Given the rough ride that Barclays Bank has had in the past month over CEO Jes Staley’s fines and public smackdown for trying to out a whistleblower, the bank may have relished some good news this week when a U.K. court threw out criminal charges relating to its decade-old fundraising deals in Qatar.

On 21 May a U.K. Crown Court dismissed charges of unlawful financial assistance and fraud against Barclays Bank and its parent company, Barclays PLC, over the nature of the bank’s deals with a group of Qatari investors to bail it out of trouble and keep it out of U.K. government control at the height of the financial crisis.

During two emergency fundraisings in 2008, Barclays raised a total of £11.8bn with a group of Qatari investors—in return for a U.S. $3 billion loan, which the U.K. Serious Fraud Office (SFO) considers illegal.

The charges against Barclays were the first criminal charges to be brought in the United Kingdom against a bank for activities during the financial crisis.

Some lawyers suggest that the court’s decision to drop the case is a major setback for the SFO, which is trying hard to bolster a tougher image.

Andrew Katzen, a partner at law firm Hickman and Rose, says that “the SFO’s most high-profile corruption prosecution has fallen at the first hurdle” and adds that “the ruling makes for an inauspicious start for the prosecutor as it awaits its new director.”

David Green stepped down as director of the SFO last month, and the organisation’s chief operating officer, Mark Thompson, has been appointed interim head.

Barclays is not, however, out of the woods just yet. The bank believes that the SFO is likely to seek to reinstate these charges by applying to a High Court Judge to re-commence proceedings via a new indictment of the same charges.

The SFO said in a statement: “We are considering our position in respect of today’s ruling concerning the companies.”

Furthermore, the charges made by the SFO against the individuals—the former Chief Executive John Varley and other top executives Roger Jenkins, Thomas Kalaris, and Richard Boath—still stand and proceedings remain live in their cases.

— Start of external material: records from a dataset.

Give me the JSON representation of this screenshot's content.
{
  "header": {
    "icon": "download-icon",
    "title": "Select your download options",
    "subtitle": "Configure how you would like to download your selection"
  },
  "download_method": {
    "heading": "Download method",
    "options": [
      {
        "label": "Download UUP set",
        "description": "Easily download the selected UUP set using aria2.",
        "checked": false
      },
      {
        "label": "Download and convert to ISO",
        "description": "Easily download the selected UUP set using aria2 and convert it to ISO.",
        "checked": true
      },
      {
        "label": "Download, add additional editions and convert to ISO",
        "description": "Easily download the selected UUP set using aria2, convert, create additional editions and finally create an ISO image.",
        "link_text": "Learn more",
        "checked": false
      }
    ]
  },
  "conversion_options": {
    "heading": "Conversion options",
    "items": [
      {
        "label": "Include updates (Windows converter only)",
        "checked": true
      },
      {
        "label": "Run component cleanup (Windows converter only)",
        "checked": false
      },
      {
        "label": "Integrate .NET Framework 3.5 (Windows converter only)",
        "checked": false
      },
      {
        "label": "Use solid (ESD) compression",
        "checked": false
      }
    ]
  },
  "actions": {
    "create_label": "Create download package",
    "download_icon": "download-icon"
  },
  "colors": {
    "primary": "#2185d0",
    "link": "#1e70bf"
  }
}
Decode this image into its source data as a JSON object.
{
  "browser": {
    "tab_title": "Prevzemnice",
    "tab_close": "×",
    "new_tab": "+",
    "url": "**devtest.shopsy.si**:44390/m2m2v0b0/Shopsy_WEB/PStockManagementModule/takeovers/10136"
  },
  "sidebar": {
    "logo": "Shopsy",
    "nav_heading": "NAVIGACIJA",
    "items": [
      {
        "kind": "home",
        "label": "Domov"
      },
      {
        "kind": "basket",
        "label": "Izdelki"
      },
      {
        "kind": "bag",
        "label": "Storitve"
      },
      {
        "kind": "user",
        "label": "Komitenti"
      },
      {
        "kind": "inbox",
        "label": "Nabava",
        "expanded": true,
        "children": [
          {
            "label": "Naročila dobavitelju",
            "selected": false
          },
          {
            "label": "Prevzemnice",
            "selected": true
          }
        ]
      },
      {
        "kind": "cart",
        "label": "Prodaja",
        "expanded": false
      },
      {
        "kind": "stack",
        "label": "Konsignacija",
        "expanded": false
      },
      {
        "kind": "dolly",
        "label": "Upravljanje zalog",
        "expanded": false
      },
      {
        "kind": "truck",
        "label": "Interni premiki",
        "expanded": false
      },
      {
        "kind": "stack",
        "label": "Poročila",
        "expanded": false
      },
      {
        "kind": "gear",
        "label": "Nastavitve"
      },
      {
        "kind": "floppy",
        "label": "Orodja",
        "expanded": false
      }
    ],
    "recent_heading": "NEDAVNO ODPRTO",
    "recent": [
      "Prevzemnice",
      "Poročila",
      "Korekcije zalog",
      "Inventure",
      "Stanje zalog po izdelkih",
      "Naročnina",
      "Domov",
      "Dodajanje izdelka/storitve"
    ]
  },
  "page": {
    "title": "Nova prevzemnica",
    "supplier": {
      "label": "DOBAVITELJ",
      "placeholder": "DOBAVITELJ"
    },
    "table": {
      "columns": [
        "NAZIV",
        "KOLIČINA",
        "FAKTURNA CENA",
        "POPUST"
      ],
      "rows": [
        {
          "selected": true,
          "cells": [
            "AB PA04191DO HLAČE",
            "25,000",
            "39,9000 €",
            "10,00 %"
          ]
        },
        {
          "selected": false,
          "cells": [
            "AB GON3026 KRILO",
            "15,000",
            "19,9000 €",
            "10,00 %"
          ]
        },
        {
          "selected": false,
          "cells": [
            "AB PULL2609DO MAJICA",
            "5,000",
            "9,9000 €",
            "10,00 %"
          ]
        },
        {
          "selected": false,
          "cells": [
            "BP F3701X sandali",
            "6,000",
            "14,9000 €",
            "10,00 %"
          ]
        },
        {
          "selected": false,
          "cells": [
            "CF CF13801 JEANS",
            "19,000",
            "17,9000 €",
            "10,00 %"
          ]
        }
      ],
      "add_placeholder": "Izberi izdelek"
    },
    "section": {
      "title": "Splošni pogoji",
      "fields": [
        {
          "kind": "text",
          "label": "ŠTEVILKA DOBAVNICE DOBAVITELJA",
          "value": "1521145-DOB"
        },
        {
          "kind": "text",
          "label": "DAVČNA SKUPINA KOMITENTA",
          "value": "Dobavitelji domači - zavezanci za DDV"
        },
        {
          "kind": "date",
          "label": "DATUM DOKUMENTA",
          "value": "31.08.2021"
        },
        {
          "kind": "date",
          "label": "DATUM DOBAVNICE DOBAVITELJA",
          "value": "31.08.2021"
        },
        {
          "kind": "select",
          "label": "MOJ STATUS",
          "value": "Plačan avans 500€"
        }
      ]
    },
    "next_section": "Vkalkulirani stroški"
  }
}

In a statement, Barclays says: “The dismissals do not and should not be taken to indicate any finding on the issue of whether a criminal offence has or may have been committed by other persons.”

And although the crown court may have thrown out the charges, regulators on both sides of the Atlantic are still pressing ahead with their own investigations into the bank’s dealings. The United Kingdom’s financial watchdog, the Financial Conduct Authority (FCA), has issued warning notices in connection with its investigation into the advisory services agreements, but has stayed its investigation until the SFO’s proceedings are complete.

Meanwhile, the U.S. Department of Justice and the U.S. Securities and Exchange Commission are conducting their own investigations regarding its capital raising, and the bank is defending a civil claim brought by investment firms PCP Capital Partners and PCP International Finance, which put together a parallel Abu Dhabi investment in Barclays’ second fundraising.

PCP contends that its deal was “fraudulently misrepresented” due to the bank’s US $3 billion side deals and loan with Qatar’s ministry of economy and finance and is seeking additional fee income. The bank is fighting PCP’s claim.